Oklahoma County has executed 41 prisoners since 1976, the third highest in the country, and is among the 2% of American counties responsible for 56% of the men and women currently on the nation's death rows. A ThinkProgress report chronicles the decades-long pattern of misconduct committed under its long-time District Attorney "Cowboy Bob" Macy (pictured). Macy sent 54 people to death row during his 21 years as District Attorney, more than any other prosecutor in the U.S. in that period. “Macy would pretty much do whatever it took to win,” including making inflammatory arguments and routinely withholding exculpatory evidence, says David Autry, an Oklahoma County public defender from the Macy era. 23 of the Macy capital convictions relied heavily on the testimony of disgraced police chemist Joyce Gilchrist, whom an FBI investigation in 2001 concluded had offered testimony "that went beyond the acceptable limits of science.” An internal police investigation discovered that evidence in many of Gilchrist's major cases was missing, along with three years of her blood analysis files. In the case of Curtis McCarty, one of three death-row exonerees prosecuted under Macy, Gilchrist falsely testified that hairs found at the crime scene matched McCarty's and that his blood type matched the semen found on the victim's body. A later investigation revealed that Gilchrist had altered her notes to implicate McCarty and that the hairs she had tested were missing. McCarty was exonerated in 2007 after independent DNA testing excluded him as a suspect. Almost half of the 23 people who were sentenced to death in trials where Gilchrist testified were executed before their cases could be reviewed and ThinkProgress reports that as many as 38 of those Macy sent to death row have been executed.
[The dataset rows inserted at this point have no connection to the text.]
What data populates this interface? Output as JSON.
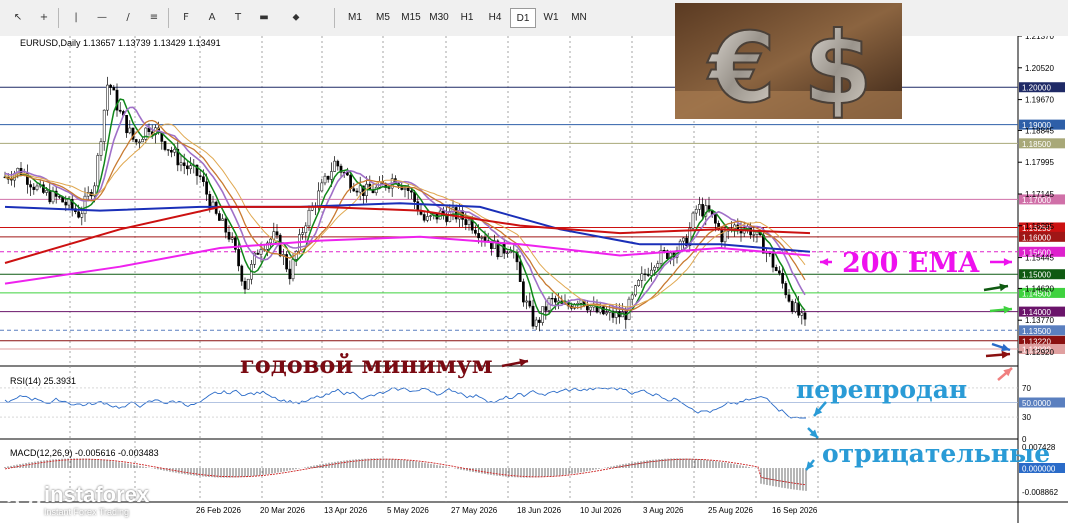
{
  "toolbar": {
    "tools": [
      {
        "name": "cursor-icon",
        "glyph": "↖"
      },
      {
        "name": "crosshair-icon",
        "glyph": "+"
      },
      {
        "name": "vertical-line-icon",
        "glyph": "|"
      },
      {
        "name": "horizontal-line-icon",
        "glyph": "—"
      },
      {
        "name": "trendline-icon",
        "glyph": "/"
      },
      {
        "name": "channel-icon",
        "glyph": "≡"
      },
      {
        "name": "fibonacci-icon",
        "glyph": "F"
      },
      {
        "name": "text-icon",
        "glyph": "A"
      },
      {
        "name": "label-icon",
        "glyph": "T"
      },
      {
        "name": "shapes-icon",
        "glyph": "▬"
      },
      {
        "name": "arrows-icon",
        "glyph": "⬥"
      }
    ],
    "timeframes": [
      "M1",
      "M5",
      "M15",
      "M30",
      "H1",
      "H4",
      "D1",
      "W1",
      "MN"
    ],
    "active_timeframe": "D1"
  },
  "chart_info": "EURUSD,Daily  1.13657 1.13739 1.13429 1.13491",
  "rsi_label": "RSI(14) 25.3931",
  "macd_label": "MACD(12,26,9) -0.005616 -0.003483",
  "price_axis": [
    "1.21370",
    "1.20520",
    "1.19670",
    "1.18845",
    "1.17995",
    "1.17145",
    "1.16295",
    "1.15445",
    "1.14620",
    "1.13770",
    "1.12920"
  ],
  "price_lines": [
    {
      "label": "1.20000",
      "price": 1.2,
      "color": "#1f2a66"
    },
    {
      "label": "1.19000",
      "price": 1.19,
      "color": "#2e5fa8"
    },
    {
      "label": "1.18500",
      "price": 1.185,
      "color": "#a8a878"
    },
    {
      "label": "1.17000",
      "price": 1.17,
      "color": "#d070a8"
    },
    {
      "label": "1.16250",
      "price": 1.1625,
      "color": "#cc1111"
    },
    {
      "label": "1.16000",
      "price": 1.16,
      "color": "#a01616"
    },
    {
      "label": "1.15600",
      "price": 1.156,
      "color": "#dd22cc"
    },
    {
      "label": "1.15000",
      "price": 1.15,
      "color": "#0f5a12"
    },
    {
      "label": "1.14500",
      "price": 1.145,
      "color": "#3fd23f"
    },
    {
      "label": "1.14000",
      "price": 1.14,
      "color": "#6a146a"
    },
    {
      "label": "1.13500",
      "price": 1.135,
      "color": "#5a7fbf"
    },
    {
      "label": "1.13220",
      "price": 1.1322,
      "color": "#8a1010"
    },
    {
      "label": "1.13000",
      "price": 1.13,
      "color": "#e0a0a0"
    }
  ],
  "rsi_axis": [
    "70",
    "30",
    "0"
  ],
  "rsi_level": "50.0000",
  "macd_axis": [
    "0.007428",
    "-0.008862"
  ],
  "macd_zero": "0.000000",
  "dates": [
    "26 Feb 2026",
    "20 Mar 2026",
    "13 Apr 2026",
    "5 May 2026",
    "27 May 2026",
    "18 Jun 2026",
    "10 Jul 2026",
    "3 Aug 2026",
    "25 Aug 2026",
    "16 Sep 2026"
  ],
  "annotations": {
    "ema": "200 EMA",
    "yearly_low": "годовой минимум",
    "oversold": "перепродан",
    "negative": "отрицательные"
  },
  "logo": {
    "brand": "instaforex",
    "tagline": "Instant Forex Trading"
  },
  "colors": {
    "ema200": "#cc1111",
    "sma_long": "#1a2fb8",
    "ema_pink": "#ee22ee",
    "ma_orange": "#c87a30",
    "ma_tan": "#e0a850",
    "ma_purple": "#a070c8",
    "ma_green": "#11871a",
    "ma_lightgreen": "#80dd80",
    "rsi": "#2a6bc8",
    "macd_hist": "#6c6c6c",
    "macd_signal": "#cc2222",
    "annotation_dark": "#7a0a12",
    "annotation_magenta": "#ee11ee",
    "annotation_blue": "#2a9bd6"
  }
}
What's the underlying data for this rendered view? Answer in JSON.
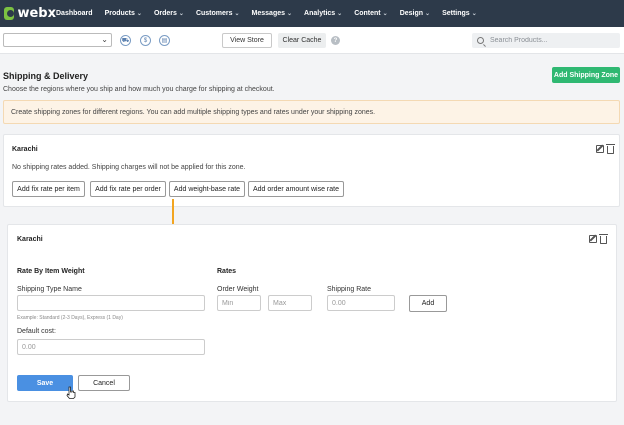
{
  "brand": {
    "name": "webx"
  },
  "nav": [
    {
      "label": "Dashboard",
      "has_menu": false
    },
    {
      "label": "Products",
      "has_menu": true
    },
    {
      "label": "Orders",
      "has_menu": true
    },
    {
      "label": "Customers",
      "has_menu": true
    },
    {
      "label": "Messages",
      "has_menu": true
    },
    {
      "label": "Analytics",
      "has_menu": true
    },
    {
      "label": "Content",
      "has_menu": true
    },
    {
      "label": "Design",
      "has_menu": true
    },
    {
      "label": "Settings",
      "has_menu": true
    }
  ],
  "toolbar": {
    "store_select_value": "",
    "view_store_label": "View Store",
    "clear_cache_label": "Clear Cache",
    "help_glyph": "?",
    "search_placeholder": "Search Products..."
  },
  "header": {
    "title": "Shipping & Delivery",
    "subtitle": "Choose the regions where you ship and how much you charge for shipping at checkout.",
    "add_zone_label": "Add Shipping Zone"
  },
  "info": {
    "text": "Create shipping zones for different regions. You can add multiple shipping types and rates under your shipping zones."
  },
  "zone_card": {
    "title": "Karachi",
    "note": "No shipping rates added. Shipping charges will not be applied for this zone.",
    "buttons": [
      "Add fix rate per item",
      "Add fix rate per order",
      "Add weight-base rate",
      "Add order amount wise rate"
    ]
  },
  "rate_form": {
    "title": "Karachi",
    "left_section": "Rate By Item Weight",
    "right_section": "Rates",
    "type_name_label": "Shipping Type Name",
    "type_name_value": "",
    "type_name_hint": "Example: Standard (2-3 Days), Express (1 Day)",
    "default_cost_label": "Default cost:",
    "default_cost_placeholder": "0.00",
    "order_weight_label": "Order Weight",
    "min_placeholder": "Min",
    "max_placeholder": "Max",
    "shipping_rate_label": "Shipping Rate",
    "shipping_rate_placeholder": "0.00",
    "add_label": "Add",
    "save_label": "Save",
    "cancel_label": "Cancel"
  },
  "colors": {
    "nav_bg": "#2d3a4a",
    "brand_green": "#7cc242",
    "add_zone_green": "#2fb872",
    "save_blue": "#4a90e2",
    "arrow_orange": "#f2a521",
    "info_bg": "#fdf3e6"
  }
}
Amid Threatening Comments by Current DA, Death Penalty Dominates Caddo Parish Prosecutor Election

Capital punishment is dominating the discussion in the runoff election between James E. Stewart, Sr. and Dhu Thompson to succeed acting Caddo Parish, Louisiana District Attorney Dale Cox. Cox's controversial statements about the death penalty - including that the state needs to "kill more people" - have focused national attention on the parish, which ranks among the two percent of U.S. counties responsible for 56 percent of the inmates on death row nationwide. On October 27, defense attorneys in the death penalty retrial of Eric Mickelson requested Cox's removal from the case after they overheard him saying he wanted to "cut their (expletive) throats." The attention surrounding Cox, as well as the 2014 exoneration of Glenn Ford and charges that Cox may have put an innocent man, Rodricus Crawford, on death row has forced Stewart and Thompson to focus on their proposed capital punishment policies. Stewart said he would place an emphasis on ethics and professionalism in the DA's office: "The evaluation and screening of cases with an ethical and professional standard alleviates the Glenn Ford type of cases. You don’t get so caught up in the case that you miss certain things along the way, and that can happen if people are not looking at the case correctly." He said he'd like to get rid of peremptory challenges, in which prosecutors can strike jurors without cause. A recent study found that Caddo prosecutors had systematically employed peremptory challenges in a racially biased manner. Thompson said he believes the office has approached the use of the death penalty in a thoughtful way, adding, "What we do is seek justice based on the facts and merits of the case." He also said he does not believe that Glenn Ford was innocent and that the 30 years Ford spent in prison was appropriate.